Heb je twee punten met de coördinaten \((x_1, x_2)\) en \((y_1, y_2)\) dan is de Euclidische afstand uit te rekenen via de bekende Stelling van Pythagoras.

\[\text{afstand = } \sqrt{(x_1 - y_1)^2 + (x_2 - y_2)^2}\]

Zijn er meer variabelen voor elke waarneming, bijvoorbeeld \((x_1, x_2, x_3, x_4)\) en \((y_1, y_2, y_3, y_4)\) dan wordt de afstand op analoge wijze bepaald. Bijvoorbeeld voor vier variabelen:

\[\text{afstand = } \sqrt{(x_1 - y_1)^2 + (x_2 - y_2)^2 + (x_3 - y_3)^2 + (x_4 - y_4)^2}\]

Het algoritme werkt als volgt.

  1. Begonnen wordt met het willekeurig kiezen van het centrum voor elke cluster.

  2. Daarna wordt voor elke waarneming de afstand tot het centrum van elke cluster bepaald.

  3. Elke waarneming wordt nu ingedeeld bij het cluster met de kortste afstand tot het centrum.

  4. Voor elke cluster wordt een nieuw centrum bepaald op basis van de gemiddelde waarden van alle waarnemingen binnen dat cluster.

  5. De stappen 2 t/m 5 worden herhaald tot de positie van de clustercentra niet meer wijzigt.

Voorbeeld

Het gegevensbestand ml-kmeans.xlsx bevat een werkblad data met 10 waarnemingen van de gemiddelde uitgaven voor voeding en kleding (zie Figuur 9.7).

Figuur 9.7: Dataset met 10 waarnemingen van twee variabelen.

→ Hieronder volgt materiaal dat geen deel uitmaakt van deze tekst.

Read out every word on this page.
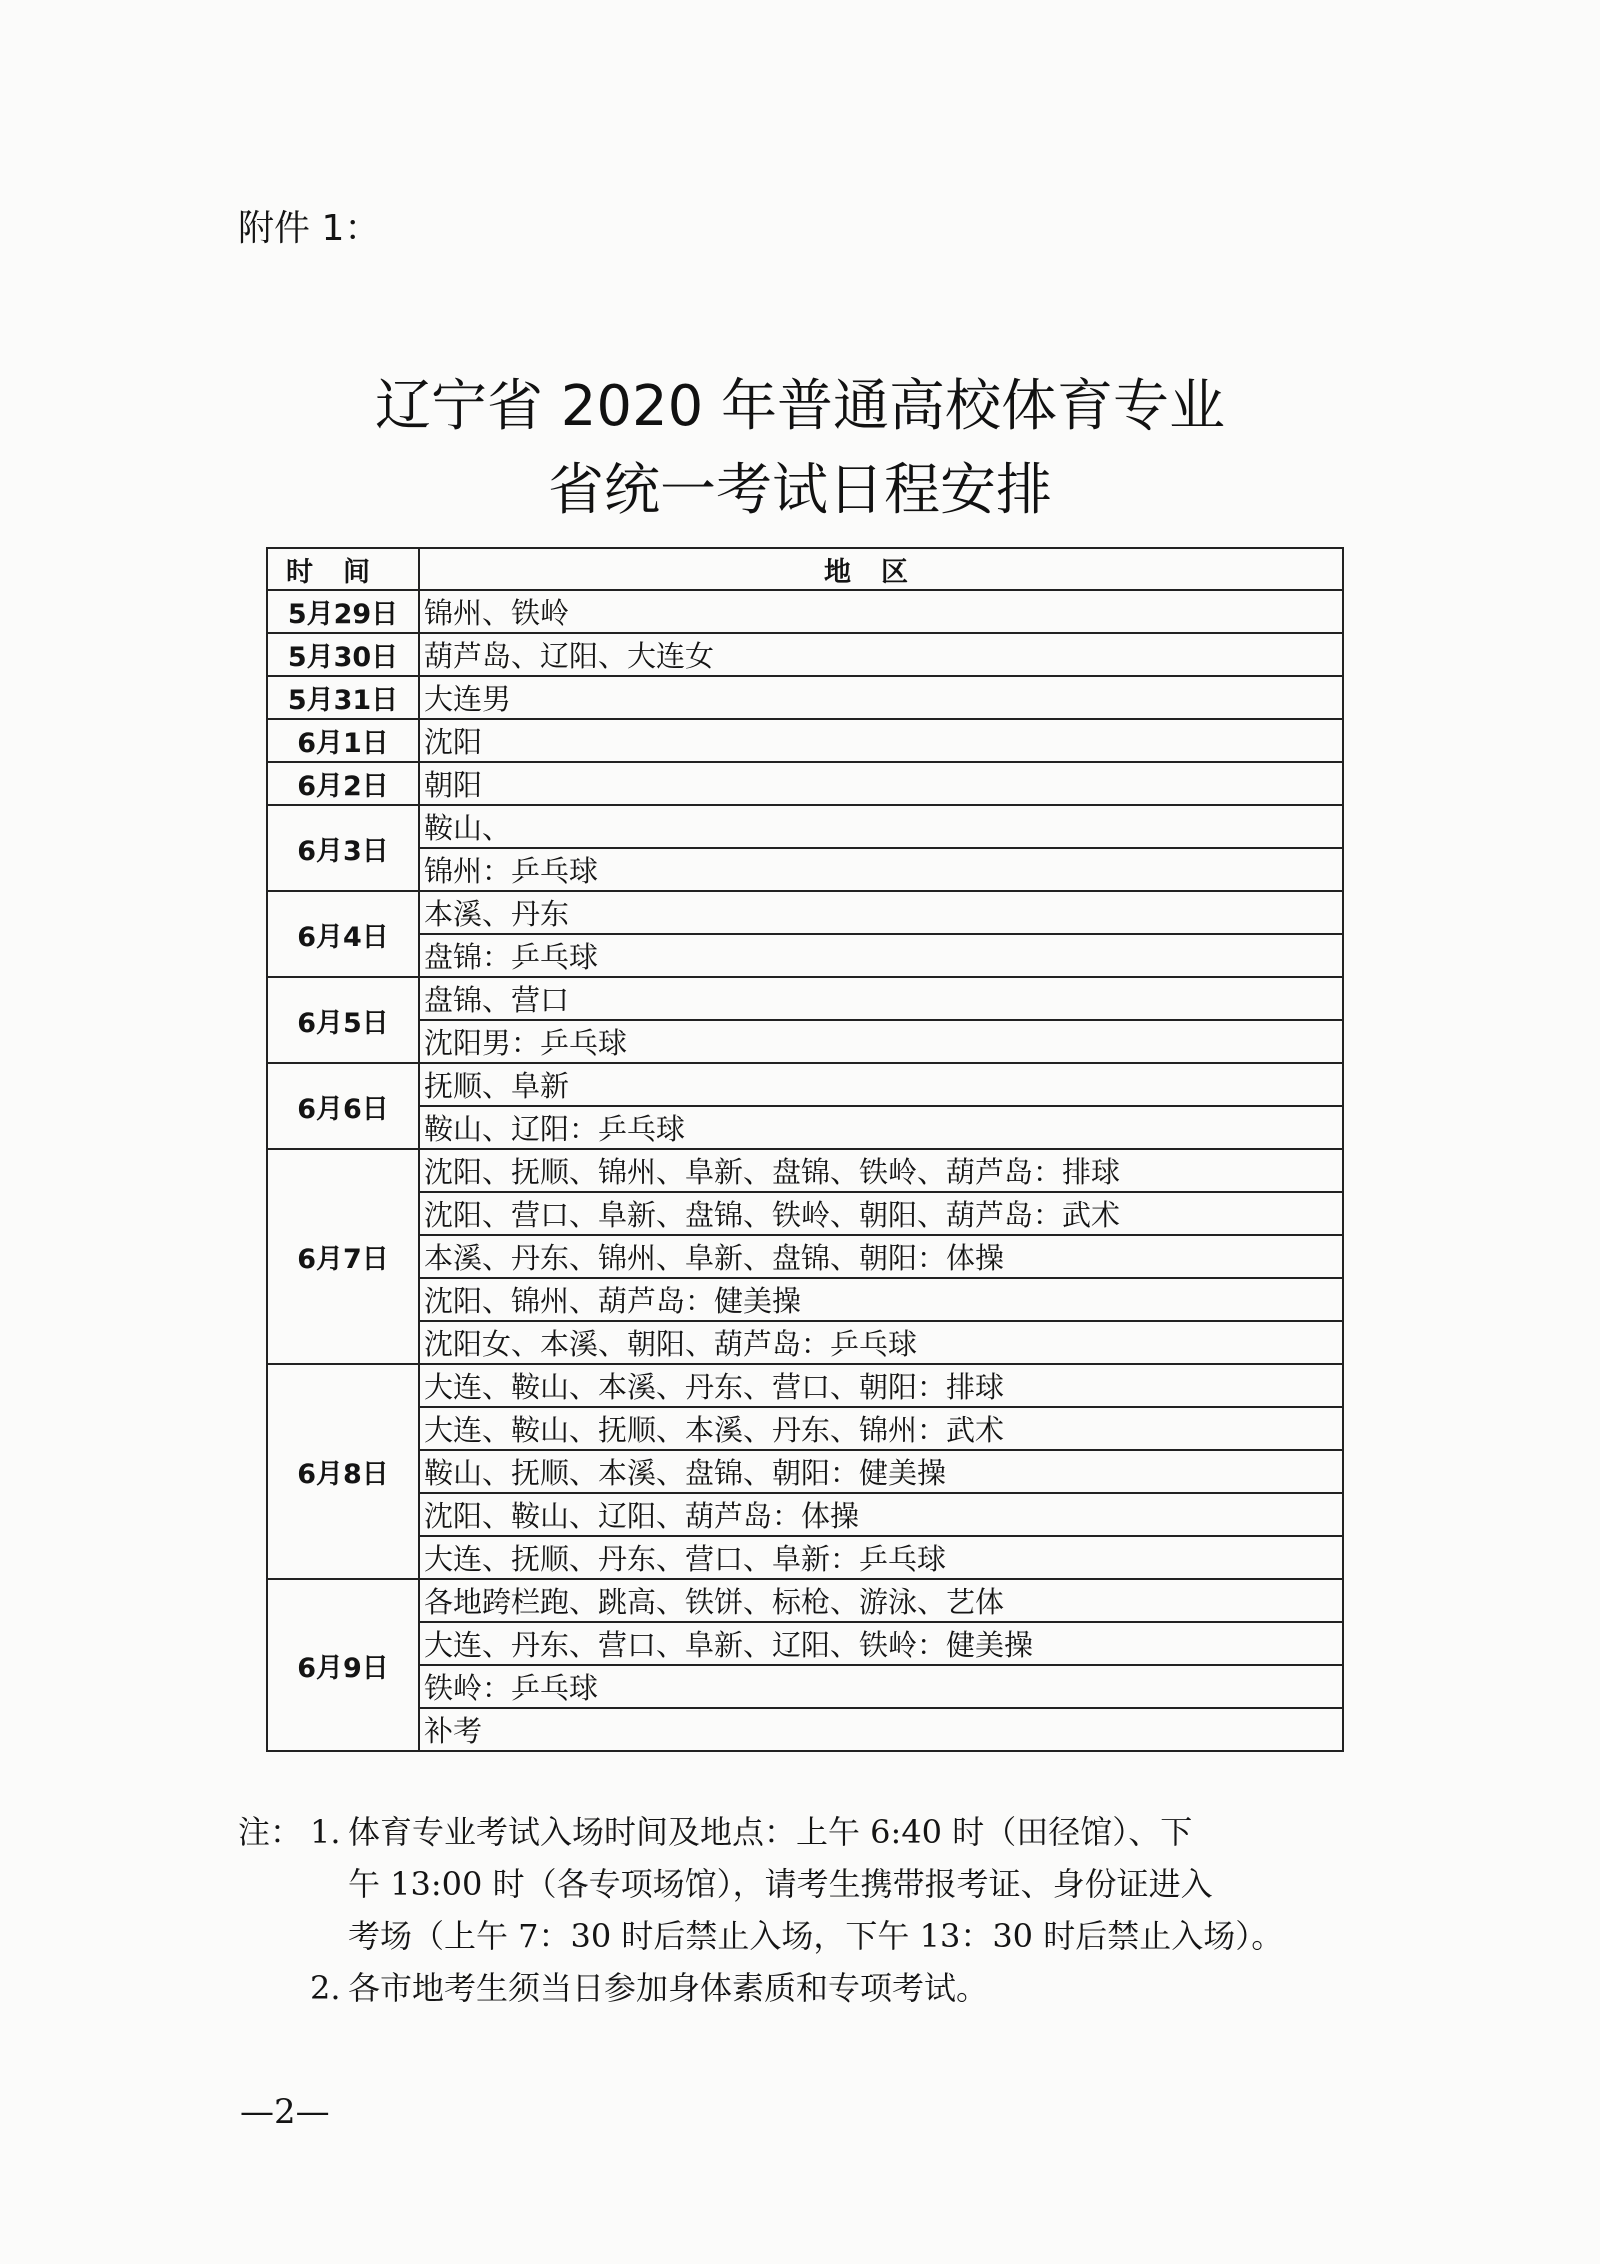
附件 1：
辽宁省 2020 年普通高校体育专业
省统一考试日程安排
时间	地区
5月29日	锦州、铁岭
5月30日	葫芦岛、辽阳、大连女
5月31日	大连男
6月1日	沈阳
6月2日	朝阳
6月3日	鞍山、
	锦州：乒乓球
6月4日	本溪、丹东
	盘锦：乒乓球
6月5日	盘锦、营口
	沈阳男：乒乓球
6月6日	抚顺、阜新
	鞍山、辽阳：乒乓球
6月7日	沈阳、抚顺、锦州、阜新、盘锦、铁岭、葫芦岛：排球
	沈阳、营口、阜新、盘锦、铁岭、朝阳、葫芦岛：武术
	本溪、丹东、锦州、阜新、盘锦、朝阳：体操
	沈阳、锦州、葫芦岛：健美操
	沈阳女、本溪、朝阳、葫芦岛：乒乓球
6月8日	大连、鞍山、本溪、丹东、营口、朝阳：排球
	大连、鞍山、抚顺、本溪、丹东、锦州：武术
	鞍山、抚顺、本溪、盘锦、朝阳：健美操
	沈阳、鞍山、辽阳、葫芦岛：体操
	大连、抚顺、丹东、营口、阜新：乒乓球
6月9日	各地跨栏跑、跳高、铁饼、标枪、游泳、艺体
	大连、丹东、营口、阜新、辽阳、铁岭：健美操
	铁岭：乒乓球
	补考
注： 1. 体育专业考试入场时间及地点：上午 6:40 时（田径馆）、下
午 13:00 时（各专项场馆），请考生携带报考证、身份证进入
考场（上午 7：30 时后禁止入场，下午 13：30 时后禁止入场）。
2. 各市地考生须当日参加身体素质和专项考试。
—2—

Wanneer je de waarnemingen uitzet in een spreidingsdiagram, zie Figuur 9.8, dan kun je visueel de waarnemingen al in 2 clusters indelen, een groep linksboven en een groep rechtsonder. Eventueel kun je de groep linksboven nog verder opsplitsen in twee groepen zodat het totaal aantal clusters dan 3 wordt.

Figuur 9.8: Spreidingsdiagram van de variabelen voeding en kleding.

Voor de implementatie van k-means wordt een model met 3 clusters opgezet. Aan het eind wordt nog bekeken of een model met 2 clusters een betere optie is.

Model met 3 clusters

Om de oorspronkelijke dataset intact te houden wordt een kopie van het werkblad data gemaakt en hernoemd als model3.

In Figuur 9.9 zie je het gemaakte k-means model.

Figuur 9.9: K-means model met startwaarden voor de centra van 3 clusters.

In de cellen B17:C19 zie je de willekeurig gekozen waarden voor het centrum van de drie clusters.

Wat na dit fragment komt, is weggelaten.